By enjoying your meal at Eux-Mêmes in Rouen, whether with family, colleagues, friends or for a romantic meal, you are assured of the quality of service accompanied by the pleasure of gastronomy. Our team will guide you according to your tastes on the most suitable choices while advising you on the wine that will marry best with your menu.
Portrait of the Chef, Nicolas Deschamps
Nicolas Deschamps, our Chef, began his career in Rouen as apprentice chef at the ‘Petit Bateau’ and apprentice-pastry cook at Divonne-les-Bains in a 2-star restaurant. After this he worked in Michelin-starred restaurants in the Paris area. Returning to Normandy as senior sous-chef, he spent 16 years working with Jean-Luc Tartarin at the ‘Folie du Bois des Fontaines‘ in Forges-les-Eaux. Nicolas Deschamps developed his experience at ‘La Villa‘ then at the ‘Jean-Luc Tartarin‘ restaurant in Le Havre, before joining David & Amélie for the D’Eux-Mêmes adventure.
Chef Nicolas Deschamps loves unprocessed food product. Its passion is expressed daily in the choice of flavours, blend of textures and combination of regional products. The Chef works with fresh products, locally-sourced whenever possible.
A team of 8 staff do the cooking at D’Eux-Mêmes: 1 Chef, 1 senior sous-chef, 1 Chef de Parti & 1 pastry cook, each with an apprentice. Because passing on expertise is a fundamental value of our restaurant, every three months we rotate the apprentice-chefs through each role to help them make a complete and fulfilling discovery of their profession. All our staff are involved on a daily basis to develop and improve recipes.
D’Eux-Mêmes is much more than a restaurant, it’s a commitment.
D’Eux-Mêmes, La Cuisine Qu’On Aime®
A few words about David & Amélie…
Son of a restaurateur (his parents owned ‘L’Auberge de la Pomme aux Damps’), David Oper was instilled with real values: respect for products, taste for fresh produce, relentless work… “There is an innate knowledge of products because we have been immersed in this world since our childhood.”
He studied at a Sommeliers’ College then cut his teeth as a professional in prestigious establishments: Laserre, La Tour d’Argent… A born adventurer, David Oper then travelled to Britain, United States, Indonesia and Australia to broaden his experience. Finally, he returned to Rouen and spent 7 years working in a prestigious family group and played an active part in creating several brand names on the square in Rouen. “I got a lot of pleasure from developing six restaurants in Rouen…”
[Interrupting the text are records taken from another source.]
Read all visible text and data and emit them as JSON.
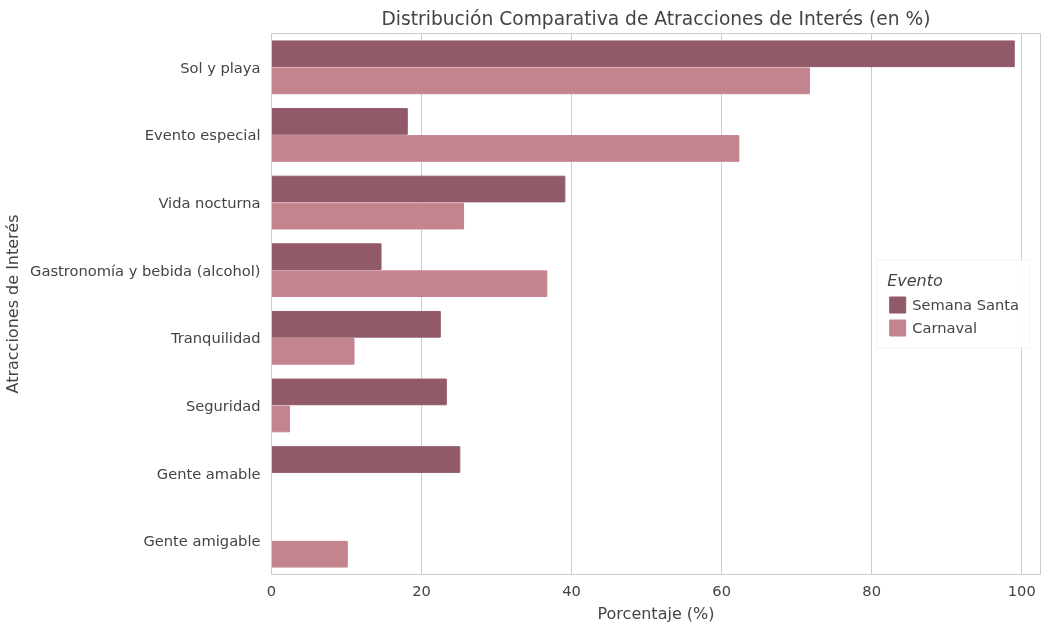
{
  "chart_data": {
    "type": "bar",
    "orientation": "horizontal",
    "title": "Distribución Comparativa de Atracciones de Interés (en %)",
    "xlabel": "Porcentaje (%)",
    "ylabel": "Atracciones de Interés",
    "legend_title": "Evento",
    "categories": [
      "Sol y playa",
      "Evento especial",
      "Vida nocturna",
      "Gastronomía y bebida (alcohol)",
      "Tranquilidad",
      "Seguridad",
      "Gente amable",
      "Gente amigable"
    ],
    "series": [
      {
        "name": "Semana Santa",
        "color": "#925a68",
        "values": [
          99.0,
          18.1,
          39.1,
          14.6,
          22.5,
          23.3,
          25.1,
          null
        ]
      },
      {
        "name": "Carnaval",
        "color": "#c4848f",
        "values": [
          71.7,
          62.3,
          25.6,
          36.7,
          11.0,
          2.4,
          null,
          10.1
        ]
      }
    ],
    "xlim": [
      0,
      102.5
    ],
    "xticks": [
      0,
      20,
      40,
      60,
      80,
      100
    ],
    "grid": "x",
    "legend": "right"
  }
}
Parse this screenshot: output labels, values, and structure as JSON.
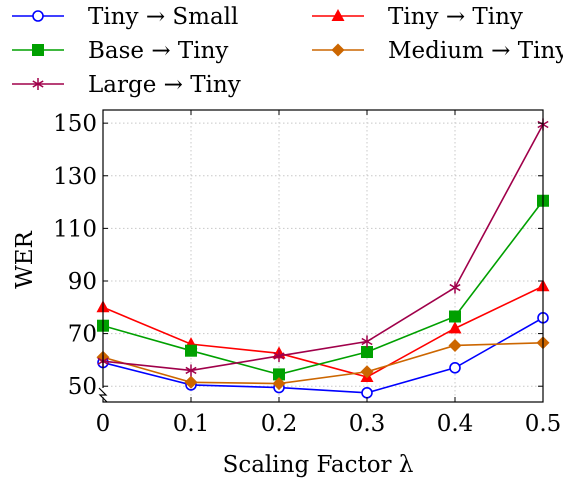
{
  "chart_data": {
    "type": "line",
    "xlabel": "Scaling Factor λ",
    "ylabel": "WER",
    "x": [
      0,
      0.1,
      0.2,
      0.3,
      0.4,
      0.5
    ],
    "x_tick_labels": [
      "0",
      "0.1",
      "0.2",
      "0.3",
      "0.4",
      "0.5"
    ],
    "y_ticks": [
      50,
      70,
      90,
      110,
      130,
      150
    ],
    "y_tick_labels": [
      "50",
      "70",
      "90",
      "110",
      "130",
      "150"
    ],
    "xlim": [
      0,
      0.5
    ],
    "ylim": [
      44,
      155
    ],
    "grid": true,
    "y_axis_break": true,
    "legend_position": "top",
    "series": [
      {
        "name": "Tiny → Small",
        "marker": "circle",
        "color": "#0000ff",
        "values": [
          59,
          50.5,
          49.5,
          47.5,
          57,
          76
        ]
      },
      {
        "name": "Tiny → Tiny",
        "marker": "triangle",
        "color": "#ff0000",
        "values": [
          80,
          66,
          62.5,
          53.5,
          72,
          88
        ]
      },
      {
        "name": "Base → Tiny",
        "marker": "square",
        "color": "#00a000",
        "values": [
          73,
          63.5,
          54.5,
          63,
          76.5,
          120.5
        ]
      },
      {
        "name": "Medium → Tiny",
        "marker": "diamond",
        "color": "#cc6600",
        "values": [
          61,
          51.5,
          51,
          55.5,
          65.5,
          66.5
        ]
      },
      {
        "name": "Large → Tiny",
        "marker": "star",
        "color": "#a0004a",
        "values": [
          59.5,
          56,
          61.5,
          67,
          87.5,
          149.5
        ]
      }
    ]
  }
}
David Oper, recognised Disciple Escoffier (as sommelier), advocates the values of taste and passing on expertise as standards of his passion. Finally, he proudly searches constantly for ideas, renewal and consistency in service quality. “You have to be satisfied at any point in the week, whether lunchtime or evening, whether or not the restaurant is full.”